Os Trigonum: Should You Treat It Surgically?
- Volume 22 - Issue 9 - September 2009
- 45514 reads
- 1 comments
In my practice, patients usually present three to four days after injury with pain and swelling of the posterior ankle joint. A majority of these patients are under the age of 40. After a thorough history and physical, I will attempt to recreate the position of the foot and ankle at the time of injury. This produces pain along the posterior ankle joint. I take three views of the ankle to rule out a fracture and confirm the presence of an os trigonum. I also take contralateral views for comparison.
After diagnosing os trigonum syndrome, I place the patient into a CAM walker and crutches if needed. I will start the patient immediately on a standard nonsteroidal anti-inflammatory (NSAID) medication. The patient may remove the CAM walker for bathing and applying ice to the ankle. However, I instruct the patient to wear it at all times while weightbearing. Patients wear the CAM walker for four to six weeks.
At that time, if they continue to have residual pain and swelling of the posterior ankle joint, then I will recommend a cortisone injection. I use 1 cc of 10 mg/mL of triamcinolone (Kenalog, Bristol Myers-Squibb) with 1 cc of 0.25% marcaine plain injected posterior lateral behind the fibula and peroneal tendons into the posterolateral aspect of the joint. Patients wear the CAM walker for an additional two to three weeks after the injection.
Once symptoms have resolved, I have the patient initiate a physical therapy program for strengthening and range of motion exercises. At this time, patients have returned to regular sneakers without any assistance.
In order to prevent further injury and reoccurrence, patients wear an ankle brace for walking and athletic activities. It is important to identify and address biomechanical faults of the foot and ankle that may contribute to patient symptoms. I will usually prescribe a rigid orthotic with rearfoot extrinsic posting to vertical and neutral forefoot posting.
I find that most patients are asymptomatic with conservative treatment in six to eight weeks. Preventing re-injury decreases the possible need for surgical excision.
When Is Surgery Recommended?
It is difficult to find studies that document the success of conservative treatment versus surgical excision. There is a general consensus and agreement to start with conservative treatment for an undefined length of time. This eventually proceeds to surgical excision once conservative treatment has failed.
However, a vast majority of patients who present with an initial injury respond well with conservative treatment. These patients rarely require surgical excision since their symptoms are due to a single traumatic event.
If patients continue to have reoccurrence of injury or fail to respond to conservative treatment, then surgical excision is recommended.
Like all surgical procedures, surgical excision of the os trigonum has associated risks and complications. Incision approaches for removal of the os trigonum include a posterior medial or posterior lateral ankle incision. Podiatric surgeons most commonly employ the posterior lateral incision in order to avoid injury to the neurovascular structures of the tarsal tunnel.
The main complication with this approach is injury to the sural nerve, which can result in sural neuritis, reflex sympathetic dystrophy syndrome, and sensory loss of the lateral ankle joint.5 While these complications are rare, they may cause permanent disability to the patient if they occur.
In Conclusion
Patients who present with an initial injury and first time occurrence of os trigonum syndrome respond well to conservative treatment. One would only consider surgical excision if these conservative measures fail to alleviate symptoms or if the symptoms reoccur. Correcting the faulty biomechanics with a custom orthosis is imperative to prevent further injury and reoccurrence.
Dr.
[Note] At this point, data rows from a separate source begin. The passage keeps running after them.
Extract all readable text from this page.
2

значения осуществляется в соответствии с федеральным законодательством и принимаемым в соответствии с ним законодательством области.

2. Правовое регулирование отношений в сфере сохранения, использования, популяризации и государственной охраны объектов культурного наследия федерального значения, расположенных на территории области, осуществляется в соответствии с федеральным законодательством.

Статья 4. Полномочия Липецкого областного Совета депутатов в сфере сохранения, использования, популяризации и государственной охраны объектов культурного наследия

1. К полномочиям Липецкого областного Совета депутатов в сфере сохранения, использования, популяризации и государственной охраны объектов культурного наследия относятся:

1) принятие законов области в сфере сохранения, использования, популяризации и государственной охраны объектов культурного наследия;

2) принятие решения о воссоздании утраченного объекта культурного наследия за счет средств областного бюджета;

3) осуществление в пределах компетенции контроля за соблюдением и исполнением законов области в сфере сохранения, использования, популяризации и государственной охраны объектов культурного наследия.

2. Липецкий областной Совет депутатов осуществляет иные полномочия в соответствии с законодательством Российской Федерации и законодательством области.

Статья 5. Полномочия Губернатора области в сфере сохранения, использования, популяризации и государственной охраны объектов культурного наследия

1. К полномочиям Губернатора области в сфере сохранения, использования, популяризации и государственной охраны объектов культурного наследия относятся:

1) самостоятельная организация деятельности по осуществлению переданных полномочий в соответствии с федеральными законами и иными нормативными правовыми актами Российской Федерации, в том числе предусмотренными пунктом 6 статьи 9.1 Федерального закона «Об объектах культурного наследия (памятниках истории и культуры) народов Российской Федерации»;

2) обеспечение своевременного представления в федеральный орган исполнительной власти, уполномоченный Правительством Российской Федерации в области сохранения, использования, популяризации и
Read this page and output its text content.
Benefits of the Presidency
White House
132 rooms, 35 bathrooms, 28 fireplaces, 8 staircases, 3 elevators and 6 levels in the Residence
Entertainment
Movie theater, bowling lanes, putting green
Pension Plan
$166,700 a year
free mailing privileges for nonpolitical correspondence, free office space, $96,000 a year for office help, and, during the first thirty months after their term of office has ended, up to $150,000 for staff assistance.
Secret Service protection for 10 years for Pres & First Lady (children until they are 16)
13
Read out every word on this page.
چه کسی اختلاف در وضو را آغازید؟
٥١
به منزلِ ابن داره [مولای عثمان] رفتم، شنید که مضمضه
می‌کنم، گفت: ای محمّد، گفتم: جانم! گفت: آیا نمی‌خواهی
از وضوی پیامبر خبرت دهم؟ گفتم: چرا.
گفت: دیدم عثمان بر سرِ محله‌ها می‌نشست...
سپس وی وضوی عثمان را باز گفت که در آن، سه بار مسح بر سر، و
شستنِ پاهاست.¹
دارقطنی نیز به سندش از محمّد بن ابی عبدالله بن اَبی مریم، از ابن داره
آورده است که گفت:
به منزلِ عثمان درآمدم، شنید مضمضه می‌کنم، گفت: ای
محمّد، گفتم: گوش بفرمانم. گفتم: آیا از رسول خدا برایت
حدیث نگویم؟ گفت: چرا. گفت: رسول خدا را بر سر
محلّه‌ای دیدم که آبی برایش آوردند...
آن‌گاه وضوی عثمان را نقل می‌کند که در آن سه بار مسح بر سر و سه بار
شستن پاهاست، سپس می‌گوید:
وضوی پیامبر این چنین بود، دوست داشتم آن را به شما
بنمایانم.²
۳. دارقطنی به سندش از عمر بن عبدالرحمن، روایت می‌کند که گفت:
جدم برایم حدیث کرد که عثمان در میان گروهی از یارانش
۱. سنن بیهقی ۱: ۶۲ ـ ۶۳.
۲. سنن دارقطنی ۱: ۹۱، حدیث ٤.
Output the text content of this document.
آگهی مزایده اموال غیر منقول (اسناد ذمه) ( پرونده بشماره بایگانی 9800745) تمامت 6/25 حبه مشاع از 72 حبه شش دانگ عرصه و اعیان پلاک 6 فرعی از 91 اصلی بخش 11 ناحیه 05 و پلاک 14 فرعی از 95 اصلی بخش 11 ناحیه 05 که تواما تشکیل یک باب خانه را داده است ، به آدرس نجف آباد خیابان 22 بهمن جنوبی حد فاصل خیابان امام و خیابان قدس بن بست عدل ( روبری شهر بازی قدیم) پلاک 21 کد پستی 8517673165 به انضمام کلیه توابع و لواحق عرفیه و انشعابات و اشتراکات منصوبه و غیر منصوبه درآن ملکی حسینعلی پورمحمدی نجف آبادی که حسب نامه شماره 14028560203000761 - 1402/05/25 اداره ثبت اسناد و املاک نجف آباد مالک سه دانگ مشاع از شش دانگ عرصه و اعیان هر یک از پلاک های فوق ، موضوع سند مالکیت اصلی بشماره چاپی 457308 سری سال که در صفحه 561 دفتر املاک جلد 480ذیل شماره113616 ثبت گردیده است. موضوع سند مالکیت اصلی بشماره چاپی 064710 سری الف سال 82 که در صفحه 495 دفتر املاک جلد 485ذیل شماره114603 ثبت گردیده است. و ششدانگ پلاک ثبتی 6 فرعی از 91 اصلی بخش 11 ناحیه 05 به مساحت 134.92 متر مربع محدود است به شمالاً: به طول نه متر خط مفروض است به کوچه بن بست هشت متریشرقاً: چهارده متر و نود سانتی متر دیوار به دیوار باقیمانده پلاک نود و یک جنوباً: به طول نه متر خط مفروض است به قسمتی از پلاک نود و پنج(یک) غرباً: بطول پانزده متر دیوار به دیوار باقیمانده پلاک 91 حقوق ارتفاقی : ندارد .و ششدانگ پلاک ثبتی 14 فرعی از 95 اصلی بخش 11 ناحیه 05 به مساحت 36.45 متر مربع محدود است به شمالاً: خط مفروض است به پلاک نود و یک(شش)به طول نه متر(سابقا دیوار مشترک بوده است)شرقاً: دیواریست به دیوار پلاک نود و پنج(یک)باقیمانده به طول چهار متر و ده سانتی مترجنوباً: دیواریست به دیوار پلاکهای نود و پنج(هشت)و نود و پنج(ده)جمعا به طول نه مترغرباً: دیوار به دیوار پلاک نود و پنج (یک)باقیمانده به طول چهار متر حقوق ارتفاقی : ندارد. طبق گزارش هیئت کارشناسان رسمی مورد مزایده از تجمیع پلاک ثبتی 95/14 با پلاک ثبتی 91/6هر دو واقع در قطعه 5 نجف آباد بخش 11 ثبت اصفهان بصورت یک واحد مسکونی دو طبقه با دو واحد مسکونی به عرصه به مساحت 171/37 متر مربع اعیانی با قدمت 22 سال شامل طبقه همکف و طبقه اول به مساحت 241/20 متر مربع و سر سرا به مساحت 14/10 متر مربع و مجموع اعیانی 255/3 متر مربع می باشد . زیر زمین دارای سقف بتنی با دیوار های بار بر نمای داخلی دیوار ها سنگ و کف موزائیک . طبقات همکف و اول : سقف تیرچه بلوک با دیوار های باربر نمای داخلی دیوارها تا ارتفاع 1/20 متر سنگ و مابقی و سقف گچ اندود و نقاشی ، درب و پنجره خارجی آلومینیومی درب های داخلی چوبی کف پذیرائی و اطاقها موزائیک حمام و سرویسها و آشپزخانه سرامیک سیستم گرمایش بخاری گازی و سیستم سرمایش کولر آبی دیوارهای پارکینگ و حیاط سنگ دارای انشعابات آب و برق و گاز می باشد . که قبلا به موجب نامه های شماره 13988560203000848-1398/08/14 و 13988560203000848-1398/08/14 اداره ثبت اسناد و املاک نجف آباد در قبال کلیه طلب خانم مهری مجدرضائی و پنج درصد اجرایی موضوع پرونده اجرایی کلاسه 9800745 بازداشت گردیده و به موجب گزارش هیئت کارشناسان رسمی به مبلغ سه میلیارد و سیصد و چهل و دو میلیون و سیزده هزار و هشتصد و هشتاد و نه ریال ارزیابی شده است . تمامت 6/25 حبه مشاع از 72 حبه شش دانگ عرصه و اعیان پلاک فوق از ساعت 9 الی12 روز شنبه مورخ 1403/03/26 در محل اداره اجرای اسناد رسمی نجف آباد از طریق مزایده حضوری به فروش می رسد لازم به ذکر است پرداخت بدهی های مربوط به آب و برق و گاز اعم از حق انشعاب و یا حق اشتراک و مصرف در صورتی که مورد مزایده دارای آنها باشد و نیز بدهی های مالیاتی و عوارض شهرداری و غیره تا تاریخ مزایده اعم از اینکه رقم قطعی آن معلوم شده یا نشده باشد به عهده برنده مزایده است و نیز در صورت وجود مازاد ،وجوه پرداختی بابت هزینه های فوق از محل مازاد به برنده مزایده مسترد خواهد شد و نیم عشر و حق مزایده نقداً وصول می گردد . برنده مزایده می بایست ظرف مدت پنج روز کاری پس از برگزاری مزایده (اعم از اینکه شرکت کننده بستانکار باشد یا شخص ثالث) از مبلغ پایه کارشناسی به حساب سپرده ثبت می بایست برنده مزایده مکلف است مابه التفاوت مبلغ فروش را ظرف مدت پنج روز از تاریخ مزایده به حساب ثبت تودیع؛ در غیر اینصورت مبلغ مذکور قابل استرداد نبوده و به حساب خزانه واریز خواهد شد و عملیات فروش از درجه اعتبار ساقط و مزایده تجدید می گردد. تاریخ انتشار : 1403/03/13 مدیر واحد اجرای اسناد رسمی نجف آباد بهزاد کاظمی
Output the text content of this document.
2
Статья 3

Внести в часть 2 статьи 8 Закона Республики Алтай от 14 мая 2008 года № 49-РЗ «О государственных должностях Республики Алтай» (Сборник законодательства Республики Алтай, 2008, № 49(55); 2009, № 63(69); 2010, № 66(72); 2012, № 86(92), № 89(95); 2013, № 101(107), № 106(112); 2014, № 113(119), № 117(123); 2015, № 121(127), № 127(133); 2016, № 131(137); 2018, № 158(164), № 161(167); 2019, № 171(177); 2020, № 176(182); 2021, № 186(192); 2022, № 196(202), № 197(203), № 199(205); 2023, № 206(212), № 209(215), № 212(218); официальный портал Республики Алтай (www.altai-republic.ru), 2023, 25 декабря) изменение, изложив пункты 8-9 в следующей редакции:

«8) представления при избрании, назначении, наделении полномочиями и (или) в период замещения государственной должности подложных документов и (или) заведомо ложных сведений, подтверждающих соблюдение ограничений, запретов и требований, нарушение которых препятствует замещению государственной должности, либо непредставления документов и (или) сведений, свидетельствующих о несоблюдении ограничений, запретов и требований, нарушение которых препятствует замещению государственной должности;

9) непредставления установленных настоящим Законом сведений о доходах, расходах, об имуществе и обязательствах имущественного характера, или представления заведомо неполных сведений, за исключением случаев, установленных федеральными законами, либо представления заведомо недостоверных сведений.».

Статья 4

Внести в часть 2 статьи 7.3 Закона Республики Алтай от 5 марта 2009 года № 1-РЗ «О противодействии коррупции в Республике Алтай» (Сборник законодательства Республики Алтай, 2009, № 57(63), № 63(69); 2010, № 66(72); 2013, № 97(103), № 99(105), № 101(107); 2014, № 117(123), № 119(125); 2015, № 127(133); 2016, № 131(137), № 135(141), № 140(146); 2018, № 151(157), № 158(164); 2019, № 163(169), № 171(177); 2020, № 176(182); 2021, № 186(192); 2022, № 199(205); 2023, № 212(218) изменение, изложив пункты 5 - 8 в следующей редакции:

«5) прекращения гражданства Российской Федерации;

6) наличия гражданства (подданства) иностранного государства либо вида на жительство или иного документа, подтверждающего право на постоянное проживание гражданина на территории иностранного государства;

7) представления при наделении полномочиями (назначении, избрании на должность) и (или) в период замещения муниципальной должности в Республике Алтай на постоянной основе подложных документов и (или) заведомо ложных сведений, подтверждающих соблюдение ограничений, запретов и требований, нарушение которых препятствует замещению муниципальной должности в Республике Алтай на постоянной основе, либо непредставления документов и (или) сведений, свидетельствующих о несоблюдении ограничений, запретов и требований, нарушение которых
Sekel is board qualified in forefoot and rearfoot surgery by the American Board of Podiatric Surgery. He practices in Chambersburg, Pa. and Hagerstown, Md.









I have a patient that I am treating for Os Trigonum Syndrome except the Os Trigonum appears to be fused to the calcaneus just posterior to the lateral process of the talus, is this still considered an Os Trigonum? B/L views show a similar presentation on the opposite foot. This patient also has significant peroneal subluxation with audible popping and there is Talo-navicular joint spurring and DJD are these findings linked to the chronic effects of a lack of plantarflextion secondary to the Os Trigonum?